NAKHON RATCHASIMA — A police officer has been fired from the force and charged with assault after he punched a cashier at a restaurant where he had been demanding free meals.

Lt. Col. Prakarn Korpsiripat was expelled from the police force after returning to the Sor Sunthorn restaurant in Nakhon Ratchasima province on 31 Aug. and attacking the cashier who reported his refusal to pay bills totaling 1,400 baht on 29 and 30 Aug., police said yesterday.

“‘Do you know who I am? Why did you report me to my boss? I got reprimanded because of you,’” restaurant owner Pongpat Bamrungkul described Prakarn saying to the cashier.


Pongpat said he and a security guard tried to calm Prakarn, but the officer kicked and punched cashier Charan Apiwatwichit in a fit of rage, breaking his nose. Restaurant staff took Charan to hospital.

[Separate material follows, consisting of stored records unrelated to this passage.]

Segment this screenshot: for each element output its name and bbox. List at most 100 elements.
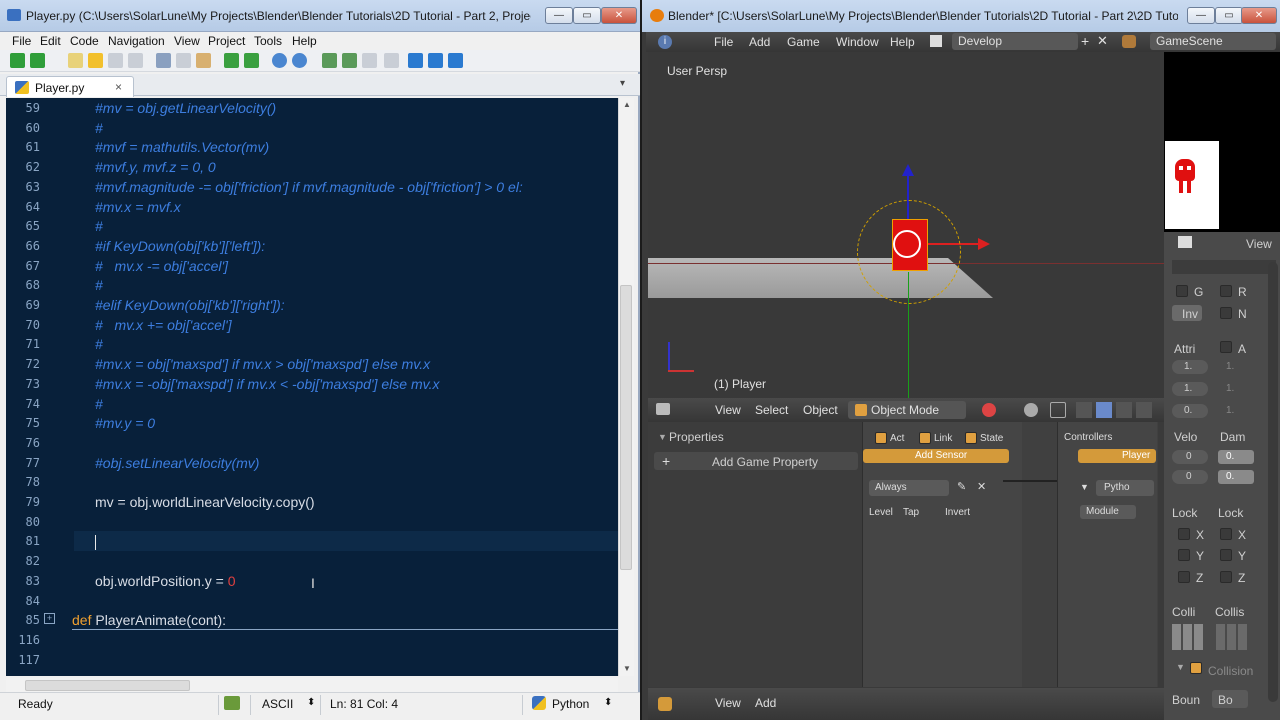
- collision-checkbox[interactable]: [1190, 662, 1202, 674]
- tab-list-arrow-icon[interactable]: ▾: [620, 78, 625, 89]
- scene-field[interactable]: GameScene: [1150, 33, 1276, 50]
- code-area[interactable]: 59 60 61 62 63 64 65 66 67 68 69 70 71 72 73 74 75 76 77 78…: [6, 98, 618, 676]
- forward-icon[interactable]: [30, 53, 45, 68]
- menu-code[interactable]: Code: [70, 34, 99, 48]
- paste-icon[interactable]: [196, 53, 211, 68]
- properties-tabs[interactable]: [1172, 260, 1276, 274]
- edit-mode-icon[interactable]: [224, 696, 240, 710]
- g-checkbox[interactable]: [1176, 285, 1188, 297]
- compile-icon[interactable]: [272, 53, 287, 68]
- close-button[interactable]: ✕: [601, 7, 637, 24]
- remove-layout-icon[interactable]: ✕: [1097, 33, 1108, 49]
- remove-sensor-icon[interactable]: ✕: [977, 480, 986, 493]
- transform-orient-icon[interactable]: [1136, 402, 1152, 418]
- scroll-down-icon[interactable]: ▼: [623, 664, 631, 673]
- tab-close-icon[interactable]: ×: [115, 80, 122, 94]
- new-file-icon[interactable]: [68, 53, 83, 68]
- find-icon[interactable]: [428, 53, 443, 68]
- menu-project[interactable]: Project: [208, 34, 245, 48]
- vertical-scroll-thumb[interactable]: [620, 285, 632, 570]
- replace-icon[interactable]: [448, 53, 463, 68]
- logic-menu-add[interactable]: Add: [755, 696, 776, 710]
- view3d-menu-select[interactable]: Select: [755, 403, 788, 417]
- dam-field-1[interactable]: [1218, 450, 1254, 464]
- lock-y-checkbox-2[interactable]: [1220, 549, 1232, 561]
- pivot-icon[interactable]: [1024, 403, 1038, 417]
- link-checkbox[interactable]: [919, 432, 931, 444]
- blender-menu-add[interactable]: Add: [749, 35, 770, 49]
- level-button[interactable]: Level: [869, 507, 893, 518]
- state-checkbox[interactable]: [965, 432, 977, 444]
- collision-bounds-grid-1[interactable]: [1172, 624, 1204, 650]
- dam-field-2[interactable]: [1218, 470, 1254, 484]
- redo-icon[interactable]: [244, 53, 259, 68]
- minimize-button[interactable]: —: [545, 7, 573, 24]
- rotate-icon[interactable]: [1096, 402, 1112, 418]
- blender-title-bar[interactable]: Blender* [C:\Users\SolarLune\My Projects…: [642, 0, 1280, 32]
- status-language[interactable]: Python: [552, 697, 589, 711]
- lock-y-checkbox-1[interactable]: [1178, 549, 1190, 561]
- controller-collapse-icon[interactable]: ▼: [1080, 482, 1089, 492]
- maximize-button[interactable]: ▭: [573, 7, 601, 24]
- properties-scrollbar[interactable]: [1268, 262, 1278, 702]
- add-layout-icon[interactable]: +: [1081, 33, 1089, 49]
- layout-grid-icon[interactable]: [930, 35, 942, 47]
- r-checkbox[interactable]: [1220, 285, 1232, 297]
- blender-menu-window[interactable]: Window: [836, 35, 879, 49]
- save-all-icon[interactable]: [128, 53, 143, 68]
- fold-expand-icon[interactable]: +: [44, 613, 55, 624]
- menu-view[interactable]: View: [174, 34, 200, 48]
- zoom-icon[interactable]: [408, 53, 423, 68]
- open-folder-icon[interactable]: [88, 53, 103, 68]
- lock-x-checkbox-2[interactable]: [1220, 528, 1232, 540]
- tab-player-py[interactable]: Player.py ×: [6, 76, 134, 97]
- lock-x-checkbox-1[interactable]: [1178, 528, 1190, 540]
- lock-z-checkbox-2[interactable]: [1220, 571, 1232, 583]
- info-editor-icon[interactable]: i: [658, 35, 672, 49]
- menu-edit[interactable]: Edit: [40, 34, 61, 48]
- view3d-menu-view[interactable]: View: [715, 403, 741, 417]
- copy-icon[interactable]: [176, 53, 191, 68]
- menu-file[interactable]: File: [12, 34, 31, 48]
- unindent-icon[interactable]: [342, 53, 357, 68]
- blender-menu-game[interactable]: Game: [787, 35, 820, 49]
- fold-icon[interactable]: [384, 53, 399, 68]
- a-checkbox[interactable]: [1220, 341, 1232, 353]
- shading-icon[interactable]: [982, 403, 996, 417]
- scale-icon[interactable]: [1116, 402, 1132, 418]
- menu-help[interactable]: Help: [292, 34, 317, 48]
- status-encoding[interactable]: ASCII: [262, 697, 293, 711]
- indent-icon[interactable]: [322, 53, 337, 68]
- blender-minimize-button[interactable]: —: [1187, 7, 1215, 24]
- editor-title-bar[interactable]: Player.py (C:\Users\SolarLune\My Project…: [0, 0, 640, 32]
- encoding-dropdown-icon[interactable]: ⬍: [307, 697, 315, 708]
- editor-type-icon[interactable]: [656, 403, 670, 415]
- invert-button[interactable]: Invert: [945, 507, 970, 518]
- tap-button[interactable]: Tap: [903, 507, 919, 518]
- n-checkbox[interactable]: [1220, 307, 1232, 319]
- blender-close-button[interactable]: ✕: [1241, 7, 1277, 24]
- collision-collapse-icon[interactable]: ▼: [1176, 662, 1185, 672]
- horizontal-scroll-thumb[interactable]: [25, 680, 190, 691]
- 3d-viewport[interactable]: User Persp (1) Player: [648, 52, 1164, 398]
- act-checkbox[interactable]: [875, 432, 887, 444]
- blender-menu-file[interactable]: File: [714, 35, 733, 49]
- screen-layout-field[interactable]: Develop: [952, 33, 1078, 50]
- lock-z-checkbox-1[interactable]: [1178, 571, 1190, 583]
- manipulator-toggle-icon[interactable]: [1050, 402, 1066, 418]
- save-icon[interactable]: [108, 53, 123, 68]
- language-dropdown-icon[interactable]: ⬍: [604, 697, 612, 708]
- blender-maximize-button[interactable]: ▭: [1215, 7, 1243, 24]
- cut-icon[interactable]: [156, 53, 171, 68]
- blender-menu-help[interactable]: Help: [890, 35, 915, 49]
- back-icon[interactable]: [10, 53, 25, 68]
- scroll-up-icon[interactable]: ▲: [623, 100, 631, 109]
- controllers-dropdown[interactable]: Controllers: [1064, 432, 1112, 443]
- panel-collapse-icon[interactable]: ▼: [658, 432, 667, 442]
- pin-icon[interactable]: ✎: [957, 480, 966, 493]
- collision-bounds-grid-2[interactable]: [1216, 624, 1248, 650]
- view3d-menu-object[interactable]: Object: [803, 403, 838, 417]
- comment-icon[interactable]: [362, 53, 377, 68]
- properties-editor-icon[interactable]: [1178, 236, 1192, 248]
- run-icon[interactable]: [292, 53, 307, 68]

The attack was captured by a security camera in the restaurant. Pongpat said he took the footage, four witnesses and Charan to file a formal report at the police station the next day.

“A doctor diagnosed that Charan’s nose was broken. He has to take at least 45 days off from work to heal his nose,” Pongpat said yesterday. “Right now the restaurant is paying all the medical bills for our cashier.”

Prakarn has been charged with physical assault.

He was fired from his job on Thursday after police reviewed the evidence and is facing both disciplinary and criminal investigations, according to police Lt. Gen. Pisan Chulladilok, commander of Third Region Police.

“His behavior is something that I cannot accept. Police officers must have hearts that love serving the people, not bullying the people,” Pisan said. “The fact that this officer committed his wrongdoing for three consecutive days shows that he has no mentality to be a police officer.”

Prakarn’s swift sacking was a departure from the usual punishment – transfer to an inactive post – handed down to police officers and other officials implicated in wrongdoing in Thailand.

Pisan said it was a warning to others.

“I have instructed the Nakhon Ratchasima police commander to handle this case in a straightforward manner, so that other officers will learn not to imitate this kind of behavior,” Pisan said.